The Other McCain

"One should either write ruthlessly what one believes to be the truth, or else shut up." — Arthur Koestler

Bee Gee Stayin’ Alive — Barely

Posted on | April 15, 2012 | 4 Comments

Singer Robin Gibb is reportedly in a coma after being hospitalized for pneumonia while being treated for colon cancer:

The 62-year-old singer’s family have been keeping vigil at his bedside at a hospital in Chelsea, west London.
They are understood to include his wife Dwina, brother Barry, 65, daughter Melissa, 37, and sons Spencer, 39, and Robin-John, 29.
Gibb had surgery on his bowel 18 months ago for an unrelated condition, but a tumour was discovered and he was diagnosed with cancer of the colon and, subsequently, of the liver. It had been thought his cancer was in remission as early as last month, but the latest deterioration in his health coincides with reports of a secondary tumour. . . .
Gibb’s twin brother and bandmate Maurice died from the same bowel condition that initially led doctors to operate on Robin.
Gibb’s younger brother Andy, who was not part of the Bee Gees but a successful singer in his own right, died in 1988 from heart failure at 30.


4 Responses to “Bee Gee Stayin’ Alive — Barely”

  1. Adjoran
    April 15th, 2012 @ 6:13 am

    I really hated the Gibbs as sell-outs when they went disco, but their stuff was among the class of that genre, such as it was.  Really liked their early stuff.

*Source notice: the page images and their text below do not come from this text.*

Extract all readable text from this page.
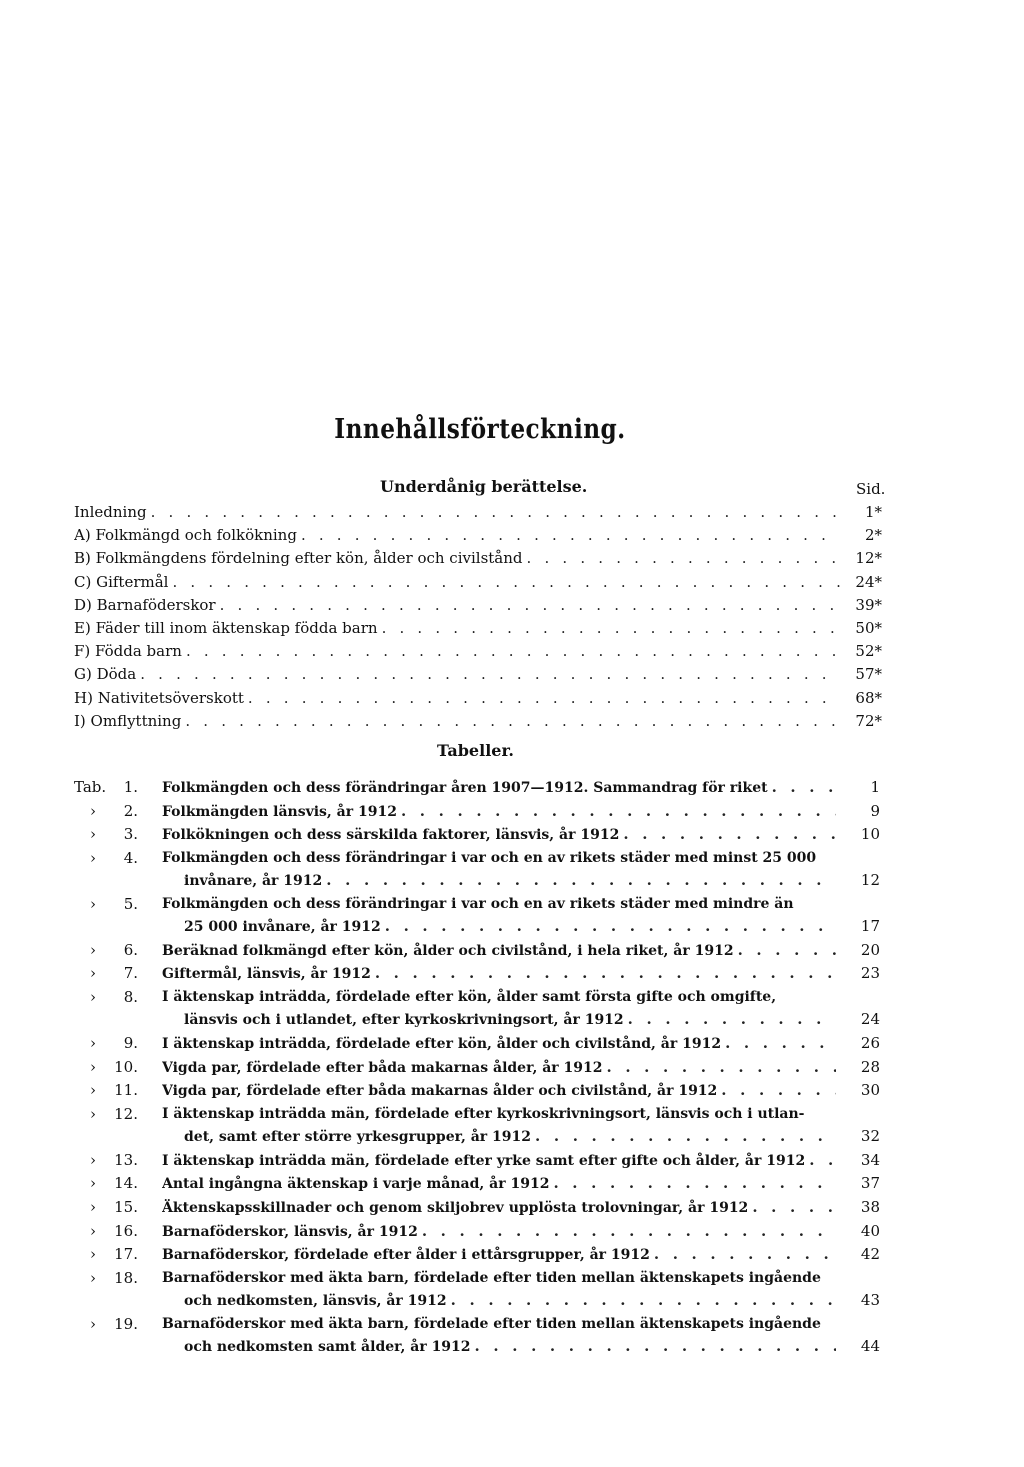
Innehållsförteckning.
Underdånig berättelse.	Sid.
Inledning . . .	1*
A) Folkmängd och folkökning . . .	2*
B) Folkmängdens fördelning efter kön, ålder och civilstånd . . .	12*
C) Giftermål . . .	24*
D) Barnaföderskor . . .	39*
E) Fäder till inom äktenskap födda barn . . .	50*
F) Födda barn . . .	52*
G) Döda . . .	57*
H) Nativitetsöverskott . . .	68*
I) Omflyttning . . .	72*
Tabeller.
Tab.	1. Folkmängden och dess förändringar åren 1907—1912. Sammandrag för riket . . .	1
›	2. Folkmängden länsvis, år 1912 . . .	9
›	3. Folkökningen och dess särskilda faktorer, länsvis, år 1912 . . .	10
›	4. Folkmängden och dess förändringar i var och en av rikets städer med minst 25 000
invånare, år 1912 . . .	12
›	5. Folkmängden och dess förändringar i var och en av rikets städer med mindre än
25 000 invånare, år 1912 . . .	17
›	6. Beräknad folkmängd efter kön, ålder och civilstånd, i hela riket, år 1912 . . .	20
›	7. Giftermål, länsvis, år 1912 . . .	23
›	8. I äktenskap inträdda, fördelade efter kön, ålder samt första gifte och omgifte,
länsvis och i utlandet, efter kyrkoskrivningsort, år 1912 . . .	24
›	9. I äktenskap inträdda, fördelade efter kön, ålder och civilstånd, år 1912 . . .	26
›	10. Vigda par, fördelade efter båda makarnas ålder, år 1912 . . .	28
›	11. Vigda par, fördelade efter båda makarnas ålder och civilstånd, år 1912 . . .	30
›	12. I äktenskap inträdda män, fördelade efter kyrkoskrivningsort, länsvis och i utlan-
det, samt efter större yrkesgrupper, år 1912 . . .	32
›	13. I äktenskap inträdda män, fördelade efter yrke samt efter gifte och ålder, år 1912 . . .	34
›	14. Antal ingångna äktenskap i varje månad, år 1912 . . .	37
›	15. Äktenskapsskillnader och genom skiljobrev upplösta trolovningar, år 1912 . . .	38
›	16. Barnaföderskor, länsvis, år 1912 . . .	40
›	17. Barnaföderskor, fördelade efter ålder i ettårsgrupper, år 1912 . . .	42
›	18. Barnaföderskor med äkta barn, fördelade efter tiden mellan äktenskapets ingående
och nedkomsten, länsvis, år 1912 . . .	43
›	19. Barnaföderskor med äkta barn, fördelade efter tiden mellan äktenskapets ingående
och nedkomsten samt ålder, år 1912 . . .	44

    Sad news about Robin, my thoughts and prayers for him and his family and friends in this difficult time.

  2. Evi L. Bloggerlady
    April 15th, 2012 @ 10:25 am

    Go get that colonoscopy that you have been putting off.  We lost Zappa too this, so it is not just confined to musicians who sell out to disco.  

  3. Doug Winship
    April 15th, 2012 @ 11:15 am

    Don’t forget that they created a lot of great music AFTER the Disco era as well.

  4. ThePaganTemple
    April 15th, 2012 @ 11:44 am

    All sympathies and regards to Robin Gibbs and his family in their hour of impending loss and suffering. But frankly, the Bee Gees were always second rate, at best, unless there is some really great album cuts among their early material that never received air play, and I tend to doubt that. The few good hits you’ve heard is probably as good as they got.